By Adam Ray
There's a long tradition of paying cash to tradespeople, to cut the cost and avoid the GST but Britain's Finance Minister has decided it has got to stop - it's not just bad for the government coffers, it's morally wrong.
And New Zealand tax officials are also stepping up measures to combat under the table payments.
Tim Burcomb has been a builder for more than a decade and says cash deals cutting out the taxman are now more trouble than they're worth.
“I wouldn't take anything on, its too risky, too much comeback if something goes wrong,” says Mr Hurcomb.
That comeback could even mean jail here, but a British treasury secretary says cash payments are also morally wrong as they deny funds to government.
And our Finance Minister agrees.
“We expect people to pay their fair share of tax and keep tightening the law so they do that,” says Bill English.
Despite being immoral to some and illegal, cash payments are still popular, and a crackdown on UK tradesmen doing cash jobs netted $1 billion in extra taxes.
Inland Revenue is also paying more attention to the hidden economy – it will spend nearly $80 million over the next four years to stop cash payments and collect debt and should earn an extra $345 million in tax.
IRD has also set financial benchmarks for 16 industries where cash payments may be used.
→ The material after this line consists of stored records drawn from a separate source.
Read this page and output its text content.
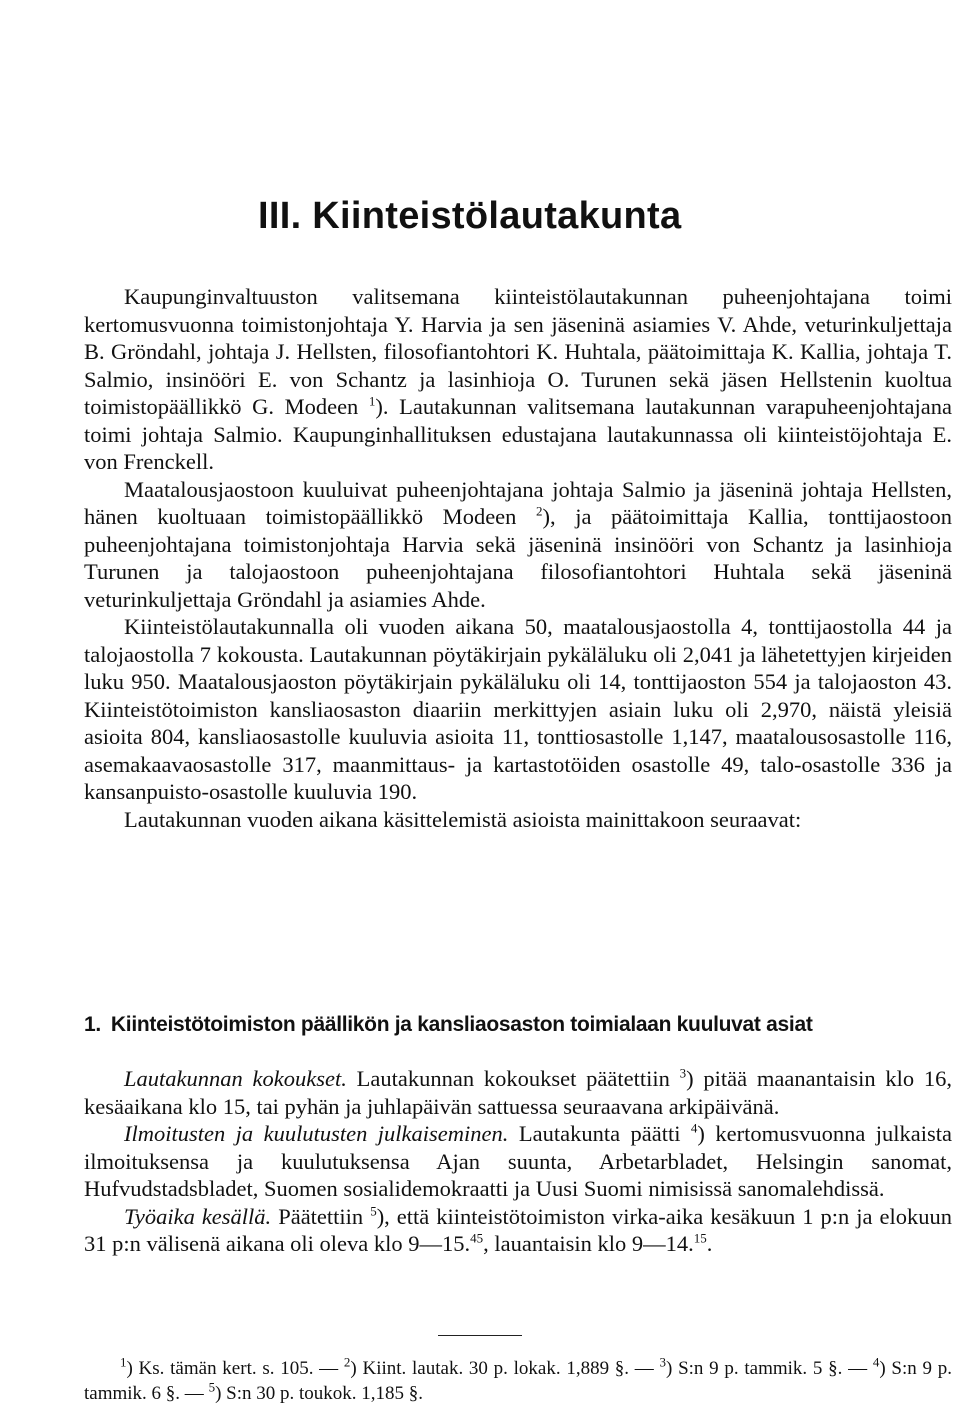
III. Kiinteistölautakunta

Kaupunginvaltuuston valitsemana kiinteistölautakunnan puheenjohtajana toimi kertomusvuonna toimistonjohtaja Y. Harvia ja sen jäseninä asiamies V. Ahde, veturinkuljettaja B. Gröndahl, johtaja J. Hellsten, filosofiantohtori K. Huhtala, päätoimittaja K. Kallia, johtaja T. Salmio, insinööri E. von Schantz ja lasinhioja O. Turunen sekä jäsen Hellstenin kuoltua toimistopäällikkö G. Modeen $^1$). Lautakunnan valitsemana lautakunnan varapuheenjohtajana toimi johtaja Salmio. Kaupunginhallituksen edustajana lautakunnassa oli kiinteistöjohtaja E. von Frenckell.

Maatalousjaostoon kuuluivat puheenjohtajana johtaja Salmio ja jäseninä johtaja Hellsten, hänen kuoltuaan toimistopäällikkö Modeen $^2$), ja päätoimittaja Kallia, tonttijaostoon puheenjohtajana toimistonjohtaja Harvia sekä jäseninä insinööri von Schantz ja lasinhioja Turunen ja talojaostoon puheenjohtajana filosofiantohtori Huhtala sekä jäseninä veturinkuljettaja Gröndahl ja asiamies Ahde.

Kiinteistölautakunnalla oli vuoden aikana 50, maatalousjaostolla 4, tonttijaostolla 44 ja talojaostolla 7 kokousta. Lautakunnan pöytäkirjain pykäläluku oli 2,041 ja lähetettyjen kirjeiden luku 950. Maatalousjaoston pöytäkirjain pykäläluku oli 14, tonttijaoston 554 ja talojaoston 43. Kiinteistötoimiston kansliaosaston diaariin merkittyjen asiain luku oli 2,970, näistä yleisiä asioita 804, kansliaosastolle kuuluvia asioita 11, tonttiosastolle 1,147, maatalousosastolle 116, asemakaavaosastolle 317, maanmittaus- ja kartastotöiden osastolle 49, talo-osastolle 336 ja kansanpuisto-osastolle kuuluvia 190.

Lautakunnan vuoden aikana käsittelemistä asioista mainittakoon seuraavat:

1. Kiinteistötoimiston päällikön ja kansliaosaston toimialaan kuuluvat asiat

Lautakunnan kokoukset. Lautakunnan kokoukset päätettiin $^3$) pitää maanantaisin klo 16, kesäaikana klo 15, tai pyhän ja juhlapäivän sattuessa seuraavana arkipäivänä.

Ilmoitusten ja kuulutusten julkaiseminen. Lautakunta päätti $^4$) kertomusvuonna julkaista ilmoituksensa ja kuulutuksensa Ajan suunta, Arbetarbladet, Helsingin sanomat, Hufvudstadsbladet, Suomen sosialidemokraatti ja Uusi Suomi nimisissä sanomalehdissä.

Työaika kesällä. Päätettiin $^5$), että kiinteistötoimiston virka-aika kesäkuun 1 p:n ja elokuun 31 p:n välisenä aikana oli oleva klo 9—15.45, lauantaisin klo 9—14.15.

$^1$) Ks. tämän kert. s. 105. — $^2$) Kiint. lautak. 30 p. lokak. 1,889 §. — $^3$) S:n 9 p. tammik. 5 §. — $^4$) S:n 9 p. tammik. 6 §. — $^5$) S:n 30 p. toukok. 1,185 §.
The hospitality industry is one of them, and it says most businesses follow the rules.
“Those doing cash jobs are undermining the industry and competing unfairly with those playing by rules,” says Bruce Robertson, Hospitality New Zealand chief-executive.
Along with accommodation and food operators, construction, electrical, and retail businesses are also being monitored.
“I guess the IRD have been a bit lax now they're tightening up realising how much they were losing,” says Mr Hurcomb.
So cash jobs may be cheaper, but they're becoming riskier too.